Strategy is about making big picture decisions about, say, U.S. engagement with Southeast Asia. It is about mapping national interests to short- and medium-term strategic choices.* This is policymaking that happens at fairly high levels of the U.S. government. It is also what the standard critiques of contemporary political science implicitly hold as the ideal for policy relevant. Research is relevant if and only if it crosses the desk or shapes the thinking of one of several dozen strategic decisionmakers. And it is true that these people are not responsible for caring about methods, history, grand theory, or the details. Their job is to make decisions.
Operations, though, is just as much part of the policy world as is strategy. It certainly employs more people and directly affects more people’s lives around the world. This is research about how to make development programs work, how to game out scenarios such as the unexpected election outcome, how to gather information about social problems or political views, and so forth. Our presenters confirmed what I have learned from my own experience with this community, which is that it values precise quantitative analysis, historical context, and nuance. At the level of operations, the details matter.
The skill set for operations is, to a first approximation, the skill set of a well-trained comparative politics or international relations PhD student.
Where operations and strategy converge, interestingly, is on the question of written communication. The currency of the policymaker is the two-page memo, and this is equally true at the operations and at the strategy end of the spectrum. The two-page memo is generally not something that PhD students learn to write.
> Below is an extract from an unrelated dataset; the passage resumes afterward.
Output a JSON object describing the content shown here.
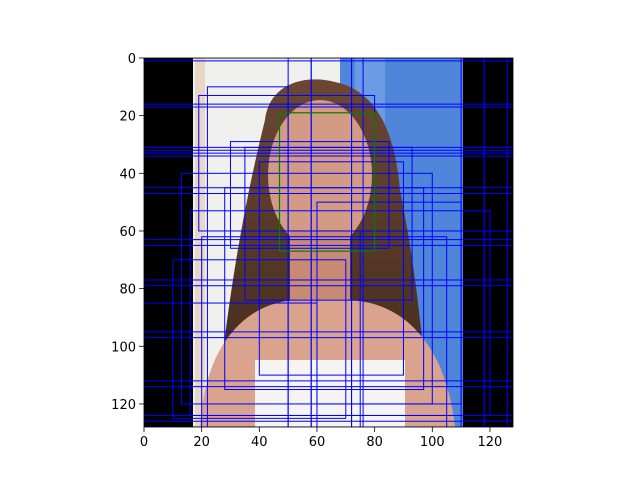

And yet, every single social scientist I’ve ever met who works in the policy world reports that this is a skill that they had to develop early on in order to succeed.**
I have long held that critics of academic political science may greatly underestimate just how relevant political science is because the implicit model is something like Henry Kissinger. This is, in essence, a fixation on strategy at the expense of operations, based on a very limited idea of what policy engagement might mean. And lest my point be misunderstood, this is not an argument in favor of qualitative research or traditional-style IR theory and against quantitative analysis or formal theory. Indeed, the following sentence was also uttered by someone speaking from the “strategy” perspective: “Nobody reads International Security.”***
The primary takeaway message is this: the skill sets that political science PhD programs provide have real value in the policy world. Area, quantitative, and other “academic” kinds of expertise matter, just not in the way that earns you a profile in the Sunday New York Times. The trick is to also develop strong written communication skills, which in this case means clear and direct arguments focused on the big picture even if the details do matter.
A secondary takeaway message, though, is that there are very few positions at the strategy level, and there is probably no academic training that specializes in putting people in them anyway. So maybe political scientists can stop worrying and learn to love their discipline.
* It is not directly relevant, but it is nevertheless interesting to observe that, currently, the United States literally does not have a strategy for Southeast Asia.
** One might think that we should ask students to write two-page memos instead of research papers. But this is a recipe for lousy, hurried, and undersourced memos. The better plan would be for students to submit two-page memos after they have submitted their thirty-page research papers. The other way to nurture this skill is to blog—yes, even this dying medium still has its uses.
*** This is of course an exaggeration, but the fact that it even makes sense to joke about it speaks volumes. The joke is that even the journal most designed to contribute to the policy world doesn’t.